Er is één nummer dat net iets minder dan twee minuten klokt, de andere zeven duren allemaal langer dan vier minuten, met De loteling als summum: 9 minuten en 20 seconden. Het is het relaas van een jongeman die door het lot wordt aangewezen om de belangen van de machthebbers met geweld te verdedigen, en daar tegen fulmineert. De tekst werd opgediept uit het liedboekje Straatmadelieven, en werd in 1888 geschreven door J.H. Schaper. De groep bedacht de melodie waarop het wordt gezongen. De loteling is de enige liedtekst die op de binnenhoes staat afgedrukt.
Uitgesponnen arrangementen
De meeste nummers op Des duivels oorkussen zijn traditioneel, met doorwrochte, uitgesponnen arrangementen waarin veel ruimte is voor improvisatie. In Nederland is er geen vergelijkbare folkgroep, daar buiten zou je kunnen denken aan Folque uit Noorwegen of Malicorne uit Frankrijk. Er zijn naast het al genoemde De loteling nog twee eigen composities: Warris is een instrumentaal stuk met veel tempowisselingen en terugkerende thema’s. Het eerste deel van titelnummer Des duivels oorkussen is van eigen hand, het tweede deel ervan is afkomstig uit het Antwerps Liedboek: Mijn sinnekens zijn mi doortoghen.
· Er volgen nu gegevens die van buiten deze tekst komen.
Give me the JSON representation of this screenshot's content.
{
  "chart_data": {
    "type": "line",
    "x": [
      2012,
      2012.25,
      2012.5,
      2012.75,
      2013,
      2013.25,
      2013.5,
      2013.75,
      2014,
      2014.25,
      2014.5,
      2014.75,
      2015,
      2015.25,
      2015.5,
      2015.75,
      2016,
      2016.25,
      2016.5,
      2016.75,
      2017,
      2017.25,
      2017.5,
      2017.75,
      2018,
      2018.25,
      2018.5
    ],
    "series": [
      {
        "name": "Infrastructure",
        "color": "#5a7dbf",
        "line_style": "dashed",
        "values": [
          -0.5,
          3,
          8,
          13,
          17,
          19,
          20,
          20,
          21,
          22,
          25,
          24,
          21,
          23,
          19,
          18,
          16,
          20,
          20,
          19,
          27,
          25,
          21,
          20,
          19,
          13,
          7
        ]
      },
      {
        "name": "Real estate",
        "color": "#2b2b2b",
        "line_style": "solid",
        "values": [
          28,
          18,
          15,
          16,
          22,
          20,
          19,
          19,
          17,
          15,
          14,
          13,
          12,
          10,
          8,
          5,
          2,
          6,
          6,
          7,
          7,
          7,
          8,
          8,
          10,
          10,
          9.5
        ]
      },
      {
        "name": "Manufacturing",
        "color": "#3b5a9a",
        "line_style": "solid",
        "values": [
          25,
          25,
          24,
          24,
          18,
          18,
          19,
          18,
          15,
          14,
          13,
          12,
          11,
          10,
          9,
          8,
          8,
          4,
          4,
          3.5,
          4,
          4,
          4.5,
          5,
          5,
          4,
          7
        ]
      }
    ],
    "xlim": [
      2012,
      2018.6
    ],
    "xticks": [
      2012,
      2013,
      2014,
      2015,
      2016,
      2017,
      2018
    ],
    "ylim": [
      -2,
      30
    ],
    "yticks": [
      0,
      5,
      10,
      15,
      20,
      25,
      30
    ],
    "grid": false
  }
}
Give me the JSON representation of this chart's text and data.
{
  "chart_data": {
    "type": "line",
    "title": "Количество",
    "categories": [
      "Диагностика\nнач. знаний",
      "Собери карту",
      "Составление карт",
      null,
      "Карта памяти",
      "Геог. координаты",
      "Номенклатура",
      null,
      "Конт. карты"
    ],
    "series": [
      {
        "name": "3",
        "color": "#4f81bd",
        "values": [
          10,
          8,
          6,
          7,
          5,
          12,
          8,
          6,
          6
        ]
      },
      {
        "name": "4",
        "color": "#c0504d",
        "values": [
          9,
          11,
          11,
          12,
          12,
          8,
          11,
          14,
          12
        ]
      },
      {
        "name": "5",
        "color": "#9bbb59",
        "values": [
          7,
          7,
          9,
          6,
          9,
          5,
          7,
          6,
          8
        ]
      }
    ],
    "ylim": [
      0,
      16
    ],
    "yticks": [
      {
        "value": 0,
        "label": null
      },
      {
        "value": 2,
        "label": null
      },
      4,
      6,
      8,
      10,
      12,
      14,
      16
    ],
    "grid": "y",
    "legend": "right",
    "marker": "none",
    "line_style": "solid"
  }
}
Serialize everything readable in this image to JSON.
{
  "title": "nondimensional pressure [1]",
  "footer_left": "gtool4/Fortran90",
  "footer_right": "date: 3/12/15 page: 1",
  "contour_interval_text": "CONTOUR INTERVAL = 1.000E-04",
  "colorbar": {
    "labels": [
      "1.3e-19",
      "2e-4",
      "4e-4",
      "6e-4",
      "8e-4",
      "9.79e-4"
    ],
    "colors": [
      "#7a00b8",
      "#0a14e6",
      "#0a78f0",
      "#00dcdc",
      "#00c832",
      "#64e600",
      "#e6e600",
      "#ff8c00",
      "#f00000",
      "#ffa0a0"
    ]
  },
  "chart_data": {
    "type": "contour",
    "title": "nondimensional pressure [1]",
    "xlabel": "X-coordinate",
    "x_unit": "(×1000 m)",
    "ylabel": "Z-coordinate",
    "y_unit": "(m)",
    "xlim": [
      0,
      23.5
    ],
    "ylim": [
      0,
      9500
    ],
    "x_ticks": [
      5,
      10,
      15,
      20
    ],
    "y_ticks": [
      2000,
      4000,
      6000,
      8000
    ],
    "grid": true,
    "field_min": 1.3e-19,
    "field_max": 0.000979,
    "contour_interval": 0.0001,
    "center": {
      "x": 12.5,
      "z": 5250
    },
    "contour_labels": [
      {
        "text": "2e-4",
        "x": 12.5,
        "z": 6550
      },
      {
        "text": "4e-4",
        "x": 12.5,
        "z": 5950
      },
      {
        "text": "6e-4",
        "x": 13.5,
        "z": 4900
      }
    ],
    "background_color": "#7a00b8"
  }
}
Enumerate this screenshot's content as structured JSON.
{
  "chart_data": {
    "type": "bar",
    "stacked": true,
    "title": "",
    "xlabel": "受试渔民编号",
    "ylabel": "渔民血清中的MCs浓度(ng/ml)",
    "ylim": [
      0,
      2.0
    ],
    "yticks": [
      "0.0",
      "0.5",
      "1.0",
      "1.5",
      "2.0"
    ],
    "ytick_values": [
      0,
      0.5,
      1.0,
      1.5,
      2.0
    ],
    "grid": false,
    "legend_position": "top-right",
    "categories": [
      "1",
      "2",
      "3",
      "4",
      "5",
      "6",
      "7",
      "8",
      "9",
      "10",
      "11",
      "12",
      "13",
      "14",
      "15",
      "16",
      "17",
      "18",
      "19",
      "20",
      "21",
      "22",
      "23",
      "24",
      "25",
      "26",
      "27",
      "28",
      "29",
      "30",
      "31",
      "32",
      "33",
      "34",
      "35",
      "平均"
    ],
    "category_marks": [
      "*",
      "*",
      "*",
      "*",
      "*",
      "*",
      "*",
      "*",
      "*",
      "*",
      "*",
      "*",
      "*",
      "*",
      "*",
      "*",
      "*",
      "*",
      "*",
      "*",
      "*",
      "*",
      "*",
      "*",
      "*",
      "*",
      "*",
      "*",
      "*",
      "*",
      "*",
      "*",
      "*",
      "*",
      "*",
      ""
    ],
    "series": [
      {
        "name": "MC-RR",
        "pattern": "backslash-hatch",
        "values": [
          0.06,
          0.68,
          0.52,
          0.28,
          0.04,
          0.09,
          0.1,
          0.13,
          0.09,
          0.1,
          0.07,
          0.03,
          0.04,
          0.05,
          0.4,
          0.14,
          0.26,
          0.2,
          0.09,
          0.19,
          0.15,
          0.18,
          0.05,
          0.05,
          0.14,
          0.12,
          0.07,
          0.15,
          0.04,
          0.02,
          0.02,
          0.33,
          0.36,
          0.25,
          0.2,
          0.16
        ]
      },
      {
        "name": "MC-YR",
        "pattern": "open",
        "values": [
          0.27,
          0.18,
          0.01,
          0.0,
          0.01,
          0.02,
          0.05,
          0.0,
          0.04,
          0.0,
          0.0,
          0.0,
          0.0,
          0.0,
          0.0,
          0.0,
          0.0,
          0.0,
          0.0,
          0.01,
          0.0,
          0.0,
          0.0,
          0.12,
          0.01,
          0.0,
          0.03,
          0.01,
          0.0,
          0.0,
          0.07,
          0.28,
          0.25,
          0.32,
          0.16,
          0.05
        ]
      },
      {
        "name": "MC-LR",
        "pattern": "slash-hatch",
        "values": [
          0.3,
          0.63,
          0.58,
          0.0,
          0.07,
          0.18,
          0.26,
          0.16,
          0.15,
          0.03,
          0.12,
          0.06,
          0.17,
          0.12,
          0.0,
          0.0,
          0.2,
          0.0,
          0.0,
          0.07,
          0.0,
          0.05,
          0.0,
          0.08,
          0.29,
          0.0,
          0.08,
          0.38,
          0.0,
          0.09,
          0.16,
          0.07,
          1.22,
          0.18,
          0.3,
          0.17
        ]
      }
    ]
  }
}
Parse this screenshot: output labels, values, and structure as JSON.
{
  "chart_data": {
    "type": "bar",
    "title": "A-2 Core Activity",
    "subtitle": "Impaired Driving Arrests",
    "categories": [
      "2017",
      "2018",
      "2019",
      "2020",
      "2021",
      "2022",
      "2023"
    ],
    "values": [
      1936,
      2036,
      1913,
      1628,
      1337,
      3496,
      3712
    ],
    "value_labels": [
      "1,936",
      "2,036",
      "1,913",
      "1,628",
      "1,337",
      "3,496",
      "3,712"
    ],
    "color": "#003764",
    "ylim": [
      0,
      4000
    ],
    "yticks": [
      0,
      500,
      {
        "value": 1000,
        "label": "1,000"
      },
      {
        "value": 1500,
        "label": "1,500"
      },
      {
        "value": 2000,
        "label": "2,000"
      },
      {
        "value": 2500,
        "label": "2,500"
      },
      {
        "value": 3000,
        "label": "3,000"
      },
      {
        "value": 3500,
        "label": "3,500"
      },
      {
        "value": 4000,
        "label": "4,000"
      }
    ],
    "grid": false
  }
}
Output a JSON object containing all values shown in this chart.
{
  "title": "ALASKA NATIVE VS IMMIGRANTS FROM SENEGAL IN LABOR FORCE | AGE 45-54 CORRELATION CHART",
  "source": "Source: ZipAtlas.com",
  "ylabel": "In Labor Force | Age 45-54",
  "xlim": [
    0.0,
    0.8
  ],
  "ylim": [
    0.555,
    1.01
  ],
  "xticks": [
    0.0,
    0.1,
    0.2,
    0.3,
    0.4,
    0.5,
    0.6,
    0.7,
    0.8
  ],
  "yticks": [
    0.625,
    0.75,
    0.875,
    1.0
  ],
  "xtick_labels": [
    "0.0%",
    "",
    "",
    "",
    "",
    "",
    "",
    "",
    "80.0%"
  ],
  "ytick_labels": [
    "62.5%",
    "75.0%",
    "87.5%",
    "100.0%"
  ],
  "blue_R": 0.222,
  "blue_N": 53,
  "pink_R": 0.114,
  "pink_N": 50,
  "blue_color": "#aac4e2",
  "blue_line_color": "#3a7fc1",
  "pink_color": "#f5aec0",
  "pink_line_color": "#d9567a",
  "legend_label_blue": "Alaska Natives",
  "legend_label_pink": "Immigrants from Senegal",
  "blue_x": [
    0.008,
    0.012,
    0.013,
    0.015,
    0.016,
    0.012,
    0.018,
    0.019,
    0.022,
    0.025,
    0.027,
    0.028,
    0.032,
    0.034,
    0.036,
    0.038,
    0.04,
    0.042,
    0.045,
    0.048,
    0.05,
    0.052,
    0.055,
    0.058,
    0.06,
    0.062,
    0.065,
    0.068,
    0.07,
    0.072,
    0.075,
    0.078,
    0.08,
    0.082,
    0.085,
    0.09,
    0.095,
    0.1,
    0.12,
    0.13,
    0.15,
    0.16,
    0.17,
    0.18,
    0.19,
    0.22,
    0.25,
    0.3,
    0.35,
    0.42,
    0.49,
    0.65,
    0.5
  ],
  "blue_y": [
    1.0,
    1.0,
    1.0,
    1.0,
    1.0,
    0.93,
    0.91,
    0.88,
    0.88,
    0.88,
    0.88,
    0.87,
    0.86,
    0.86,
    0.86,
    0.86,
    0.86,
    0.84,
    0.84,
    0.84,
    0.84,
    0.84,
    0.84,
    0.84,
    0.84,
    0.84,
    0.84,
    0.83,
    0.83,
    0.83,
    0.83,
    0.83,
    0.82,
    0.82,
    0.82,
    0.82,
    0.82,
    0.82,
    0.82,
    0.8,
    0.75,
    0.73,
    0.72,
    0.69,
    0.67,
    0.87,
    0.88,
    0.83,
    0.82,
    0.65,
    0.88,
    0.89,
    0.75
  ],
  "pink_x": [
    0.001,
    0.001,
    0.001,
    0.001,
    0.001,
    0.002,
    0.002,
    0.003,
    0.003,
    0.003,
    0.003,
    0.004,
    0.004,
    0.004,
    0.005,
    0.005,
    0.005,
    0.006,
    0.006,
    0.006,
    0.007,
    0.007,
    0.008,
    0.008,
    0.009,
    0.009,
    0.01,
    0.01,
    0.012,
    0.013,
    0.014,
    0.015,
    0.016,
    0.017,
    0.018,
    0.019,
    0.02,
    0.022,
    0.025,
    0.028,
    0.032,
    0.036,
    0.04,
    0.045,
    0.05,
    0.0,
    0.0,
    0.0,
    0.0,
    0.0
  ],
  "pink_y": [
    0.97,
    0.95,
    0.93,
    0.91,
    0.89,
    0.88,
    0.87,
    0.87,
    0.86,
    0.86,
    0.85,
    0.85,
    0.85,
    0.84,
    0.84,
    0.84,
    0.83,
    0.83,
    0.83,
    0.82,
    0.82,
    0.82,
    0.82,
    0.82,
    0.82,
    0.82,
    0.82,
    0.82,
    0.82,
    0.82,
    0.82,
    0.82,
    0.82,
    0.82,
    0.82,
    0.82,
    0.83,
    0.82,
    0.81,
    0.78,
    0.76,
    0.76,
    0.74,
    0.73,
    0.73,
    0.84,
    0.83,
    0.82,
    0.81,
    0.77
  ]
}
De reacties op Des duivels oorkussen zijn zeer positief. De groep is geïnspireerd en gaat vol enthousiasme werken aan een tweede LP. Binnen afzienbare tijd is er zoveel nieuw materiaal ontstaan dat Obstakel al snel een feit is. Een plaat die meer rockt – ook doordat Hans de Lange zich als drummer aansluit – en experimenteler is. Ook werken ze aan eigen teksten, maar die komen nog niet voldoende uit de verf om te gebruiken voor Obstakel. Maar voor een derde LP wil Chimera ze wel gebruiken. Die komt er echter niet, omdat de groep ten onder gaat aan het eigen succes. De vraag naar de band is groot, maar Bas en Marry hebben twee kleine kinderen die verzorgd en opgevoed moeten worden. De keuze wordt gemaakt om op het hoogtepunt te stoppen. In 1982 wordt op het Rotterdam Folk festival het afscheidsconcert gegeven.
Toch kruipt het bloed waar het niet gaan kan. Chimera maakt een aantal kleinschalige doorstarts mee. Maar pas rond 2007 wordt een vaste vorm gevonden die bestendig blijkt. Zoon Marijn Verkade voegt zich als bassist bij het oorspronkelijke duo. Er verschijnen twee cd’s: Uitgevlogen (2010) en Gestolen lente (2016) met eigen teksten, en muziek in het verlengde van het eerdere werk.